Lee Mansion
NATIONAL MEMORIAL
Arlington National Cemetery
VIRGINIA
DEPARTMENT OF THE INTERIOR
March 3, 1849
UNITED STATES DEPARTMENT OF THE INTERIOR
Douglas McKay, Secretary
NATIONAL PARK SERVICE
Conrad L. Wirth, Director
Reprint 1953 16—52238-7 U. S. GOVERNMENT PRINTING OFFICE
Lee Mansion National Memorial
In this Mansion, which became his home when he married Mary Custis, Robert E. Lee wrote his resignation from the United States Army in April 1861, to join the cause of Virginia and the South.

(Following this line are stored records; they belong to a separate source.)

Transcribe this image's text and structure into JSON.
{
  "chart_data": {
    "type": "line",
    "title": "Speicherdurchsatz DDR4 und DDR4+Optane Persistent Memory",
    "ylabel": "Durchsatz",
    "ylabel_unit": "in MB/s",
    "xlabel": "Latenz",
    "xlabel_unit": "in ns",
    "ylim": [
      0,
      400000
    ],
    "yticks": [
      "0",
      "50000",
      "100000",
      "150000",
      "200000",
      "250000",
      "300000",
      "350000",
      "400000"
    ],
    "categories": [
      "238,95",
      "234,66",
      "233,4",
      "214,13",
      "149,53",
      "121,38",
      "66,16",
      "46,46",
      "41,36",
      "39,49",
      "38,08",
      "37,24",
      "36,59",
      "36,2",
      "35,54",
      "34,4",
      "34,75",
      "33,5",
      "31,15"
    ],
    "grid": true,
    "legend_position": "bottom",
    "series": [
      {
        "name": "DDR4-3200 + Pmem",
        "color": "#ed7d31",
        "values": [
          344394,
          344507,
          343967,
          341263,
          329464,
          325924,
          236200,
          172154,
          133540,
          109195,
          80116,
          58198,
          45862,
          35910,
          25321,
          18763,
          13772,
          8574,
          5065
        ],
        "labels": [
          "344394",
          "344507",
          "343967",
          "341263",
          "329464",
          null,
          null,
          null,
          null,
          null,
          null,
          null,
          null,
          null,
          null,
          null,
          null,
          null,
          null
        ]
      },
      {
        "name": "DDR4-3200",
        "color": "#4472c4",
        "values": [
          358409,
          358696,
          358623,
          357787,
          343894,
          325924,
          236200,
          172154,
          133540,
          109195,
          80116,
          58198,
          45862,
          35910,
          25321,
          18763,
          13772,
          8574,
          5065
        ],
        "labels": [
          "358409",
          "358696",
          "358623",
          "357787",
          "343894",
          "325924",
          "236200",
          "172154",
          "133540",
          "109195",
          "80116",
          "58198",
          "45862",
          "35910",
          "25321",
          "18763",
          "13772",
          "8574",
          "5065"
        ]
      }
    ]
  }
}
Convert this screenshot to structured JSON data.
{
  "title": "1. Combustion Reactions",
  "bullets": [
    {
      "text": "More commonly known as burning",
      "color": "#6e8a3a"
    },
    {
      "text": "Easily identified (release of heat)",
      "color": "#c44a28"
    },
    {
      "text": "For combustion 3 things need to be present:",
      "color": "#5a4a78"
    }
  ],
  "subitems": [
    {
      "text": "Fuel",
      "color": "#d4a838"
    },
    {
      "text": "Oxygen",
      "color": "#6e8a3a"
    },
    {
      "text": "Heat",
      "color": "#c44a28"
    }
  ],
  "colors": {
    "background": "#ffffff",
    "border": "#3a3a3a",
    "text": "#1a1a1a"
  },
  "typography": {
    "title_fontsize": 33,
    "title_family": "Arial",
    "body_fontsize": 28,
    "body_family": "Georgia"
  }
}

The Lee Mansion National Memorial, or Arlington House, as it was formerly known, distinctive through its associations with the families of Custis, Washington, and Lee, stands within the Nation’s most famous cemetery on the Virginia side of the Potomac opposite Washington. This house of the foster son of the First President was for years the treasury of both the Washington heirlooms and the Washington tradition. Here Robert E. Lee, a young lieutenant in the U. S. Army, and Mary Custis, the great-granddaughter of Martha Washington, were married and reared a family. Here, also, Col. Robert E. Lee, torn between devotion to his country and to his native State, made his fateful decision, the substance of which he had written to his son a few months before: “It is the principle I contend for.... But I can anticipate no greater calamity for the country than a dissolution of the Union.... Still, a Union that can only be maintained by swords and bayonets ... has no charm for me. I shall mourn for my country and for the welfare and progress of mankind. If the Union is dissolved ... I shall return to my native State ... and save in defence will draw my sword on none.” Today Arlington House, furnished with appointments of its early period, preserves for posterity the atmosphere of gracious living, typical of a romantic age of American history.